How do we preserve languages? Three factors have to be present for this to happen. The
people themselves must want their language to survive. The government of their country must want
to help them. And money has to be found to keep the language going. It’s an expensive business.
The language has to be documented – that is, written down and described in grammars and
dictionaries. Teachers have to be trained, books published, street signs put up, community centres
established, and lots more.
But when all three factors are in place, amazing things can be done. New life can be brought
into a language. The term is revitalization. The language is revitalized. We’ve seen it happen several
times over the past 50 years. Probably the most famous case is the revival of Hebrew to serve as the
official language of modern Israel. Welsh, too, has done very well, after a long period of decline.
Today the number of speakers is increasing, and its presence can be seen on street signs and in
railway stations and wherever you travel in Wales.
In New Zealand, the Maori language has been kept alive by a system of ‘language nests’.
These are organizations that provide children under five with a homely setting in which they are
intensively exposed to the language. The staff are all Maori speakers from the local community. The
hope is that the children will keep their Maori skills alive after leaving the nests, and that as they grow
older they will in turn help new generations of young children to learn the language.

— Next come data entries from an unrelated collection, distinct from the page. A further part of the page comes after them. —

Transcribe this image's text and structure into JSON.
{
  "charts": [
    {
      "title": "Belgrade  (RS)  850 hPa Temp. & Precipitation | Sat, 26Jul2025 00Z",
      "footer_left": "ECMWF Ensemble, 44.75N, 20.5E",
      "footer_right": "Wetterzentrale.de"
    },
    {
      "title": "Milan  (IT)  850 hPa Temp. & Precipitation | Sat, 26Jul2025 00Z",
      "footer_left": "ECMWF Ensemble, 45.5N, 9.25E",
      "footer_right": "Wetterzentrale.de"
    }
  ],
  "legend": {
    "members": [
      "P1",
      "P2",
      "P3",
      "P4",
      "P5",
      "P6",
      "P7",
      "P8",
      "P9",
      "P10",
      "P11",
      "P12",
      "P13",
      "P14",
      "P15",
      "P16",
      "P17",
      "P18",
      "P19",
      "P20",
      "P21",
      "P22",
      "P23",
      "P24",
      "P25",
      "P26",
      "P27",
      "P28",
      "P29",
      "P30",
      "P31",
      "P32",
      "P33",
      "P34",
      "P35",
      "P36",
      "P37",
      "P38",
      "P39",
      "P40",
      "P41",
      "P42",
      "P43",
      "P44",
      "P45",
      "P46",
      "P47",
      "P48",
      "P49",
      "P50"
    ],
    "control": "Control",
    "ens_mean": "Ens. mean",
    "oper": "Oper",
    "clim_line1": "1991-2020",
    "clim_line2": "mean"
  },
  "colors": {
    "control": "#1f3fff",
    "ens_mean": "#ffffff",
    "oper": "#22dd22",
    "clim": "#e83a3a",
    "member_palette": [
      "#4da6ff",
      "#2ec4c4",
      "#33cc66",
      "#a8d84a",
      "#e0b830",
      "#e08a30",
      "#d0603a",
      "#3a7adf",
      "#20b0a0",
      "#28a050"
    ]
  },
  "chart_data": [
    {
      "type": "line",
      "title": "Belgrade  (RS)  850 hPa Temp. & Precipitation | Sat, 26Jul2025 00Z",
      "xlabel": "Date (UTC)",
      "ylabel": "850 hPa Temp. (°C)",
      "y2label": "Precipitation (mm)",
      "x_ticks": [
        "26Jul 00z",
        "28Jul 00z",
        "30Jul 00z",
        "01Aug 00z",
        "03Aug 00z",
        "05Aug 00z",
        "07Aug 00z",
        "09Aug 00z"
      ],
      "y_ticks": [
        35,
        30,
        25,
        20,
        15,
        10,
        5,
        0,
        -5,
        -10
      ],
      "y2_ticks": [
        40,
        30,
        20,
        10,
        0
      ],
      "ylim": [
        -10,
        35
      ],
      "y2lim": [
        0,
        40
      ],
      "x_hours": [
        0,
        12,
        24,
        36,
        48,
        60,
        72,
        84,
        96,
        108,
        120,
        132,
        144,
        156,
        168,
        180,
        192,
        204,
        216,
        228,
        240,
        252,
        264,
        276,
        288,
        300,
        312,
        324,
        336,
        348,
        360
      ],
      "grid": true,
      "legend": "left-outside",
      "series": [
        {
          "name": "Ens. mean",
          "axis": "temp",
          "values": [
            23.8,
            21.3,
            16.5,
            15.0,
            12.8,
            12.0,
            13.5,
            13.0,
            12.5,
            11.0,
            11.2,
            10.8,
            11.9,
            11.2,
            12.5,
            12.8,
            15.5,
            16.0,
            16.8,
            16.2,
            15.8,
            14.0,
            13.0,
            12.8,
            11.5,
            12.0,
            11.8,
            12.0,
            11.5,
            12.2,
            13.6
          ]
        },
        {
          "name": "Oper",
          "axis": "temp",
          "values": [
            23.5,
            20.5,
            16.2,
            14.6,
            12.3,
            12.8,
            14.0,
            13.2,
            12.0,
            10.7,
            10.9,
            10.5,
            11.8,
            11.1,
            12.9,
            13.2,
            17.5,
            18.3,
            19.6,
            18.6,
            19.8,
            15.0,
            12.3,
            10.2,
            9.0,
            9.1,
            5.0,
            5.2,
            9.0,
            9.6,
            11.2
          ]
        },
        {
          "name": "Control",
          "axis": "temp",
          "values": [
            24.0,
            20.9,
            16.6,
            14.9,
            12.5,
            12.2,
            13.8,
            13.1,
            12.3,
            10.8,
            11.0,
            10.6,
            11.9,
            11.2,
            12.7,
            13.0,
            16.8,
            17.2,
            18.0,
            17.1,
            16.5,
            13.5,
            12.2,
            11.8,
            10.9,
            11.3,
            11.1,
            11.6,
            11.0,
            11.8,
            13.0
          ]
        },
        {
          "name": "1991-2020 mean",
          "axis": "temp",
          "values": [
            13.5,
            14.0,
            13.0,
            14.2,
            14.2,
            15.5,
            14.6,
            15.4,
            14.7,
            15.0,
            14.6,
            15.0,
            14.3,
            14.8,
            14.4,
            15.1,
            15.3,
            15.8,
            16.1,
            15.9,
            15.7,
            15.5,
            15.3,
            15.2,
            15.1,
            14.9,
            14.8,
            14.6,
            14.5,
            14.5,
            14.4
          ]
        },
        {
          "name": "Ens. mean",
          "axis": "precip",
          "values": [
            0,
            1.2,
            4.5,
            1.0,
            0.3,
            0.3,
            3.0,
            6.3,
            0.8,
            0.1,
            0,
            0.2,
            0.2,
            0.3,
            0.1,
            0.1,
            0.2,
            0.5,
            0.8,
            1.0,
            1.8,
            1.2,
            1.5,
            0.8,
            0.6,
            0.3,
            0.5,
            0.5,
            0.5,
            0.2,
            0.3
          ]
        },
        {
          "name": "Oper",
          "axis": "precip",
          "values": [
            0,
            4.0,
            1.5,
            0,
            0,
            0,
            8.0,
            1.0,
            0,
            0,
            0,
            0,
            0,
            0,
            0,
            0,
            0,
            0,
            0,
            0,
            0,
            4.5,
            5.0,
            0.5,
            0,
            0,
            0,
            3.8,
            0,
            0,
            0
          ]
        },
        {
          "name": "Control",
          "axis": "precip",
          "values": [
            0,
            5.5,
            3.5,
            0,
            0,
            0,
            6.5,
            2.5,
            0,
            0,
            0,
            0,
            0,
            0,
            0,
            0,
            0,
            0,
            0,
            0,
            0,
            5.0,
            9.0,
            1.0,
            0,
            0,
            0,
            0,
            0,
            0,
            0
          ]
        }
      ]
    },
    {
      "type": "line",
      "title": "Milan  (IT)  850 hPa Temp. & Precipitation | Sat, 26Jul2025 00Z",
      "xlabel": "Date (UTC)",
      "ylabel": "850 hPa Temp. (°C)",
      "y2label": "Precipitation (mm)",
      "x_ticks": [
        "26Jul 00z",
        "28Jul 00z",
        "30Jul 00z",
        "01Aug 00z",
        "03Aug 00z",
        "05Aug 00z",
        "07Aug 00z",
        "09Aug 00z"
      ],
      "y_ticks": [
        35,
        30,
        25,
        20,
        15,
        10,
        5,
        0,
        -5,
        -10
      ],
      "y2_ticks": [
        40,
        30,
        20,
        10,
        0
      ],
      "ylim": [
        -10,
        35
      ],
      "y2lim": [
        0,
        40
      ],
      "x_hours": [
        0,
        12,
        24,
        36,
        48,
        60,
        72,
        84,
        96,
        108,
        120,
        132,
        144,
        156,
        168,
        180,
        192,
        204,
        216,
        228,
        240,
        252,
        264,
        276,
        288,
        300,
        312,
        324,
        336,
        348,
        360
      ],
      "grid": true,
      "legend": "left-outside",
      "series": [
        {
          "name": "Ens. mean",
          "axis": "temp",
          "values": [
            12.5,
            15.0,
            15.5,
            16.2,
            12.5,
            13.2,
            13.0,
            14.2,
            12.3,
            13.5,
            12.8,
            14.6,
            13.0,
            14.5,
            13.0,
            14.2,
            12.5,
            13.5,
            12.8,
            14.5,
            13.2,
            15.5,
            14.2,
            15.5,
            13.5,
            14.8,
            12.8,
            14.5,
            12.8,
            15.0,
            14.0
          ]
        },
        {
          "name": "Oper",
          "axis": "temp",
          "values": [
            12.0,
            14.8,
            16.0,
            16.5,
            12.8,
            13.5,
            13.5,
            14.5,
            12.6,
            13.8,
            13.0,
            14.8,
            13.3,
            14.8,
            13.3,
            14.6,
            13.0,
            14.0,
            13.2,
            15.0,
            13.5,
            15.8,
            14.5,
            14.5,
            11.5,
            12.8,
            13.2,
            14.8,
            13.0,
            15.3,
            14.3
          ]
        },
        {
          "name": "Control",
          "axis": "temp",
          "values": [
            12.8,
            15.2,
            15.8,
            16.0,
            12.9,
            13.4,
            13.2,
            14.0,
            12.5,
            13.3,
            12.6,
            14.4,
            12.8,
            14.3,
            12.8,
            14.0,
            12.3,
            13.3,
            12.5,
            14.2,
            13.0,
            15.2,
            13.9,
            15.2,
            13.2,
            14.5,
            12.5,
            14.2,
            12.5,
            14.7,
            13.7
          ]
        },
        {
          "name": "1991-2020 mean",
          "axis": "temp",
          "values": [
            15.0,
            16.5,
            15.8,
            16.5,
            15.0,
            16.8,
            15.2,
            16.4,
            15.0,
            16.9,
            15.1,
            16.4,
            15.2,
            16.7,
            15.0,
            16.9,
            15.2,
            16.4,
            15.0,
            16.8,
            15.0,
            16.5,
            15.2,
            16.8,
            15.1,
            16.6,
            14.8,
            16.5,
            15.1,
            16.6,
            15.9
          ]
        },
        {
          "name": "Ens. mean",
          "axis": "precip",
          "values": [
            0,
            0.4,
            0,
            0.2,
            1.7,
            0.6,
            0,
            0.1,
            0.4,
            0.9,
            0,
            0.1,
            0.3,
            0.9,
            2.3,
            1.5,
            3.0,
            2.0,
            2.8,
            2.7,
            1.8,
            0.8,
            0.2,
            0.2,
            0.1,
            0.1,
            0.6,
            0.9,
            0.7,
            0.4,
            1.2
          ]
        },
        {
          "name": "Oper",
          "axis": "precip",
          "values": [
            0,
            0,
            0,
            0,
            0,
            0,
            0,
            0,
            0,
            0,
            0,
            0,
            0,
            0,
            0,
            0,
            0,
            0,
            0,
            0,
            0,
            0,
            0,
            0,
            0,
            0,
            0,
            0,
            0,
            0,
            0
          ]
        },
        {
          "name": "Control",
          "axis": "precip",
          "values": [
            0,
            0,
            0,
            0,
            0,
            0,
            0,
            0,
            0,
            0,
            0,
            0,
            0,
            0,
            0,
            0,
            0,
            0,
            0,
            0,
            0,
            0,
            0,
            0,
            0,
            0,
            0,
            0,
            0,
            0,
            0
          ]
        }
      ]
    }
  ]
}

Even an extinct language can be brought back to life, if conditions are right. It must have
been written down and described, or audiorecorded in some way, and the people must want it back.

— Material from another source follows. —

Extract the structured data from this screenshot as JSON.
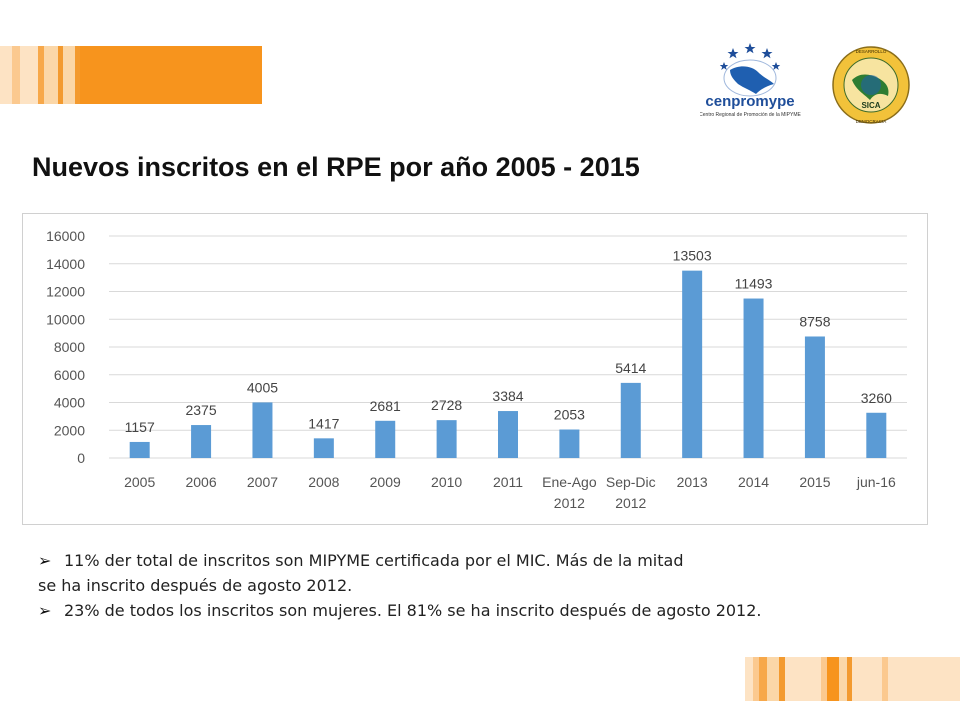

This has happened with an Aboriginal language of South Australia called Kaurna. The last native
speaker died in 1929, but in the 1980s a group of Kaurna people decided that they wanted their
language back. ‘The language isn’t dead,’ they said, ‘it’s only sleeping.’ Fortunately, material survived
from the nineteenth century so that a linguist was able to make a fresh description and help the
Kaurna people start learning the language again. It’s taught in schools now. One day, perhaps, some
children will start learning it as their mother tongue.

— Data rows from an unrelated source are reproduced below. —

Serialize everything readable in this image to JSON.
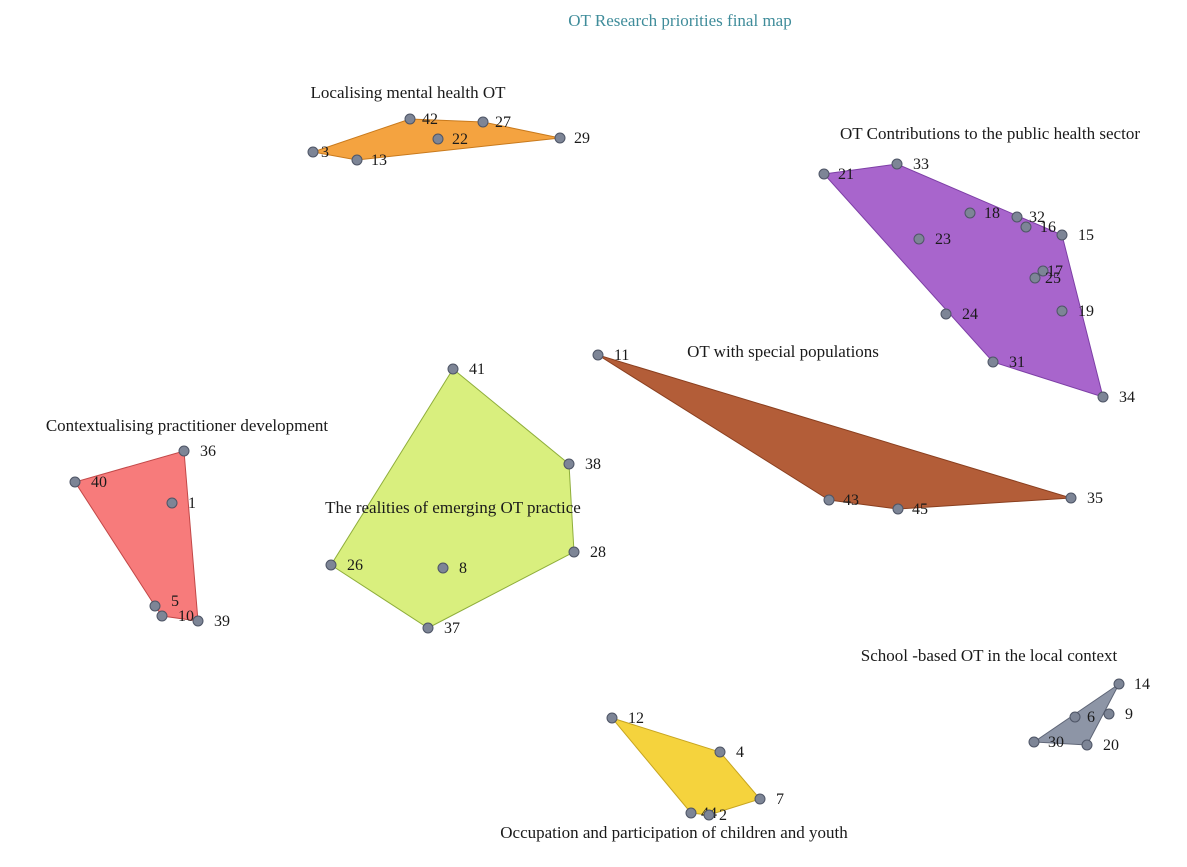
{
  "title": "OT Research priorities final map",
  "point_color": "#7d8596",
  "clusters": [
    {
      "id": "localising-mental-health",
      "label": "Localising mental health OT",
      "fill": "#f4a340",
      "stroke": "#c97a1c",
      "points": [
        {
          "id": "3",
          "label": "3"
        },
        {
          "id": "42",
          "label": "42"
        },
        {
          "id": "27",
          "label": "27"
        },
        {
          "id": "29",
          "label": "29"
        },
        {
          "id": "22",
          "label": "22"
        },
        {
          "id": "13",
          "label": "13"
        }
      ]
    },
    {
      "id": "public-health-sector",
      "label": "OT Contributions to the public health sector",
      "fill": "#a865cc",
      "stroke": "#7d3fa6",
      "points": [
        {
          "id": "21",
          "label": "21"
        },
        {
          "id": "33",
          "label": "33"
        },
        {
          "id": "18",
          "label": "18"
        },
        {
          "id": "32",
          "label": "32"
        },
        {
          "id": "16",
          "label": "16"
        },
        {
          "id": "15",
          "label": "15"
        },
        {
          "id": "23",
          "label": "23"
        },
        {
          "id": "17",
          "label": "17"
        },
        {
          "id": "25",
          "label": "25"
        },
        {
          "id": "19",
          "label": "19"
        },
        {
          "id": "24",
          "label": "24"
        },
        {
          "id": "31",
          "label": "31"
        },
        {
          "id": "34",
          "label": "34"
        }
      ]
    },
    {
      "id": "special-populations",
      "label": "OT with special populations",
      "fill": "#b35d38",
      "stroke": "#8a3f1f",
      "points": [
        {
          "id": "11",
          "label": "11"
        },
        {
          "id": "35",
          "label": "35"
        },
        {
          "id": "45",
          "label": "45"
        },
        {
          "id": "43",
          "label": "43"
        }
      ]
    },
    {
      "id": "practitioner-development",
      "label": "Contextualising practitioner development",
      "fill": "#f77b7b",
      "stroke": "#c24848",
      "points": [
        {
          "id": "36",
          "label": "36"
        },
        {
          "id": "40",
          "label": "40"
        },
        {
          "id": "1",
          "label": "1"
        },
        {
          "id": "5",
          "label": "5"
        },
        {
          "id": "10",
          "label": "10"
        },
        {
          "id": "39",
          "label": "39"
        }
      ]
    },
    {
      "id": "emerging-practice",
      "label": "The realities of emerging OT practice",
      "fill": "#d9ef7e",
      "stroke": "#8fae3b",
      "points": [
        {
          "id": "41",
          "label": "41"
        },
        {
          "id": "38",
          "label": "38"
        },
        {
          "id": "28",
          "label": "28"
        },
        {
          "id": "37",
          "label": "37"
        },
        {
          "id": "26",
          "label": "26"
        },
        {
          "id": "8",
          "label": "8"
        }
      ]
    },
    {
      "id": "school-based",
      "label": "School -based OT in the local context",
      "fill": "#8d95a6",
      "stroke": "#5f6677",
      "points": [
        {
          "id": "14",
          "label": "14"
        },
        {
          "id": "6",
          "label": "6"
        },
        {
          "id": "9",
          "label": "9"
        },
        {
          "id": "30",
          "label": "30"
        },
        {
          "id": "20",
          "label": "20"
        }
      ]
    },
    {
      "id": "children-youth",
      "label": "Occupation and participation of children and youth",
      "fill": "#f5d33d",
      "stroke": "#c7a520",
      "points": [
        {
          "id": "12",
          "label": "12"
        },
        {
          "id": "4",
          "label": "4"
        },
        {
          "id": "7",
          "label": "7"
        },
        {
          "id": "44",
          "label": "44"
        },
        {
          "id": "2",
          "label": "2"
        }
      ]
    }
  ]
}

One of the jobs the linguist had to do was bring the vocabulary up to date. The old Kaurna
language had no words for television or mobile phones! That’s the thing about a language: it never
stands still. When we study language, one of the most important topics is to investigate the way
languages change.
Parrot Talk
In 1801, an explorer called Alexander von Humboldt was searching for the source of the
Orinoco river in South America. He met some Carib Indians who had recently attacked a
neighbouring tribe. They’d killed all the people, but they’d brought the tribe’s parrots back home
with them.
The parrots chattered away, like parrots do. And when von Humboldt heard them talk, he
realized that they were speaking the language of the murdered Indians. He decided to write the
words down, to capture the sound of the language. There were no human speakers of the language
left. The parrots were all he had to go on.
Nearly 200 years later, an American sculptor called Rachel Berwick decided to make the
language come alive again. She got two South American parrots and taught them to say some of the
words that von Humboldt had written down. Then she put them in a large cage surrounded by
foliage and jungle noises, and displayed them in a gallery. The parrots happily chattered away.
Suddenly, the old language came alive again. Even though it was only parrot-talk, hearing it
sent shivers down the back of your neck.